Actually, this is a great question. I only just thought of this as you re-read this. I was in an airport in the transit in Berlin, and I was having a Facebook conversation in one of the FBA groups and someone had argued that you can't sell an Amazon FBA business. Before getting on a plane, I literally just wrote out my 2 cents on my phone. Thought, "Oh, okay, that's it." I think the plane was delayed, because I checked my phone again, and a guy reached out to me and said, "Oh, you seem to know what you're doing. Any chance we can jump on a call?"
I used a time zone calendar type deal to book a call, because we were flying to Chiang Mai. I got to Chiang Mai, it was about two days later we had to call and I had my first client. While I'd been building some exposure in the space through market data, that was actually my first client, was true to just engaging in conversation. Once that deal was live, it created a lot of buzz around what we were doing, and also a lot of buyer interest immediately. We'd actually built an audience first before launching that deal, which really helped. Then obviously once we closed that deal, the revenue came in. That was a very good sign.
I'd given myself six months, from starting, to do this full-time and figure out if I could make it work. About three months in, I made the decision that, regardless, I was going to keep doing this. Even if I had to take a consulting gig or do something else on the side, I'd still do this business. That's what I did. About six, seven months, I think it went just a little bit longer, I cashed in my first commission, and within the first year, we made well into the six figures in profit.

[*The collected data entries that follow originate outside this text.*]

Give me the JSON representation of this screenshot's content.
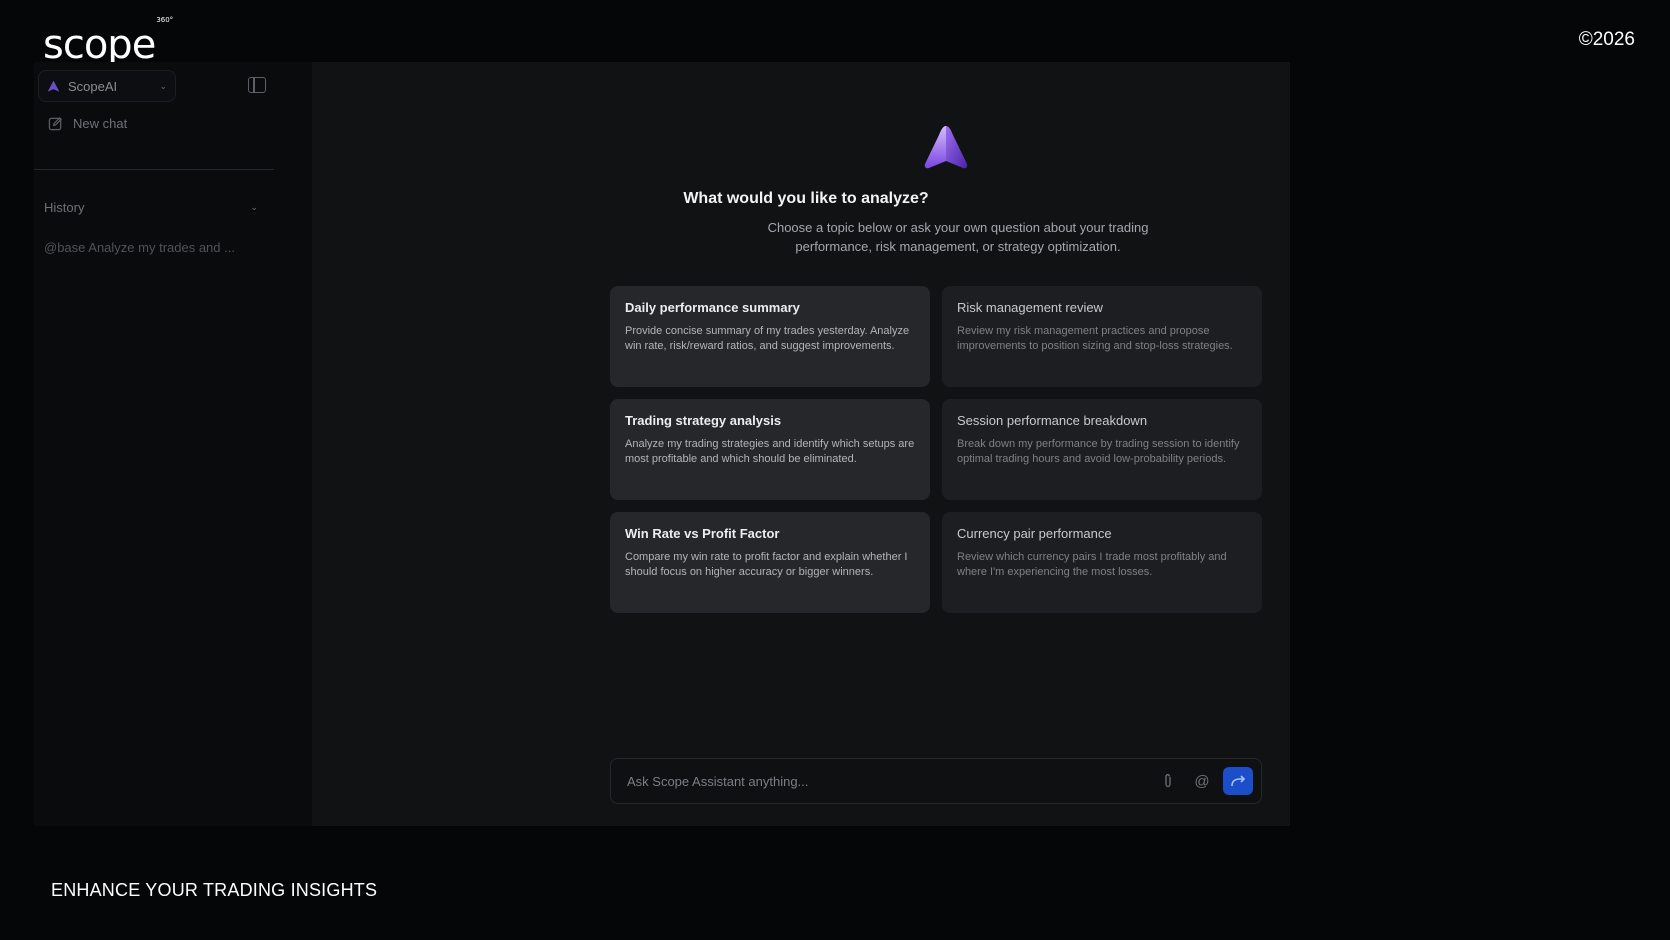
{
  "brand": {
    "name": "scope",
    "superscript": "360°",
    "copyright": "©2026",
    "tagline": "ENHANCE YOUR TRADING INSIGHTS"
  },
  "sidebar": {
    "model_selector": {
      "label": "ScopeAI"
    },
    "new_chat_label": "New chat",
    "history": {
      "heading": "History",
      "items": [
        "@base Analyze my trades and ..."
      ]
    }
  },
  "hero": {
    "title": "What would you like to analyze?",
    "subtitle": "Choose a topic below or ask your own question about your trading performance, risk management, or strategy optimization."
  },
  "cards": [
    {
      "title": "Daily performance summary",
      "desc": "Provide concise summary of my trades yesterday. Analyze win rate, risk/reward ratios, and suggest improvements."
    },
    {
      "title": "Risk management review",
      "desc": "Review my risk management practices and propose improvements to position sizing and stop-loss strategies."
    },
    {
      "title": "Trading strategy analysis",
      "desc": "Analyze my trading strategies and identify which setups are most profitable and which should be eliminated."
    },
    {
      "title": "Session performance breakdown",
      "desc": "Break down my performance by trading session to identify optimal trading hours and avoid low-probability periods."
    },
    {
      "title": "Win Rate vs Profit Factor",
      "desc": "Compare my win rate to profit factor and explain whether I should focus on higher accuracy or bigger winners."
    },
    {
      "title": "Currency pair performance",
      "desc": "Review which currency pairs I trade most profitably and where I'm experiencing the most losses."
    }
  ],
  "composer": {
    "placeholder": "Ask Scope Assistant anything..."
  },
  "colors": {
    "accent": "#1c4ec9",
    "logo_gradient_start": "#c9a8ff",
    "logo_gradient_end": "#6c3ed6"
  }
}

Nice. Just on that point, niche-specific Facebook groups are a really good way to get started with building a business. When I got started in the hosting industry, it was the same thing. I was very active in the Facebook groups of people that were running private blog networks, and just through answering people's questions and being there, it is a great way to get those contacts and get started with building a business.

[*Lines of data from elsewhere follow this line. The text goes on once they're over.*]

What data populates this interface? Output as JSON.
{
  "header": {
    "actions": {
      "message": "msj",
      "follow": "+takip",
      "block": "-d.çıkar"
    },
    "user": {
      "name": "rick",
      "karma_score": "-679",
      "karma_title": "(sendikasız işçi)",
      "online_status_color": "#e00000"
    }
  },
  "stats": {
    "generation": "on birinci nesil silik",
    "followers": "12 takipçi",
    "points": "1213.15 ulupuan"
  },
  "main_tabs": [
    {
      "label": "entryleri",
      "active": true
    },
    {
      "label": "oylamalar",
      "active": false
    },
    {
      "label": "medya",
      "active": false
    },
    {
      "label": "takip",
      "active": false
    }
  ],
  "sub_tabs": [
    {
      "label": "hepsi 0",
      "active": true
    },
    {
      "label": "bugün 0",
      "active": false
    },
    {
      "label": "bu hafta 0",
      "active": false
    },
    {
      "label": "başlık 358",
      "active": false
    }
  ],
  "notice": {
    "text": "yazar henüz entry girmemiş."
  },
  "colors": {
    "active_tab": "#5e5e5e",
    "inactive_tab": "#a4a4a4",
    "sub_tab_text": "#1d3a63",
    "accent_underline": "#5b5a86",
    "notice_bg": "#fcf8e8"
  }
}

Yeah, it's a really easy way to stand out too. If you plant the flag and say, "I just do SEO hosting," or whatever it might be. If you pick a narrow niche to begin with, and you understand that niche, you can start talking to that target audience, and then you can get cut through against competitors that have maybe been around 10 times longer than you or have bigger budgets, bigger audiences, whatever. You can really get to the core of that audience pretty quickly.
Definitely. Moving on from that and into the dark section of the podcast. We both know that business can be really rough at times. Can you tell me about an unexpected crisis that happened in one of your businesses and how you handled it?
Oh, I've never had a crisis. What are you talking about? I'll go with the brokerage, because this has been my entire world for, feels like 10 years now. But, I had an interesting thing happen, and I talk a little bit about, from time to time, time zones and how being in the US is, why we relocated here, is the time zone is the best for the buyers in our space. So that's why we're here.
But actually, I was in Prague, we lived in Prague for a number of years, on and off. I woke up extra early, at the time it was 6:00 AM and I thought, "Wow, I'm up early." But for some reason I get up earlier than that now, but by choice. But for some reason I'd woken up at six, and I just knew there was a deal closing and I wanted to check my email. I checked my email at 6:00 AM Prague time, I saw her an email and I leapt out of bed, and I think I took two steps to get to the next room, and I was on the phone immediately.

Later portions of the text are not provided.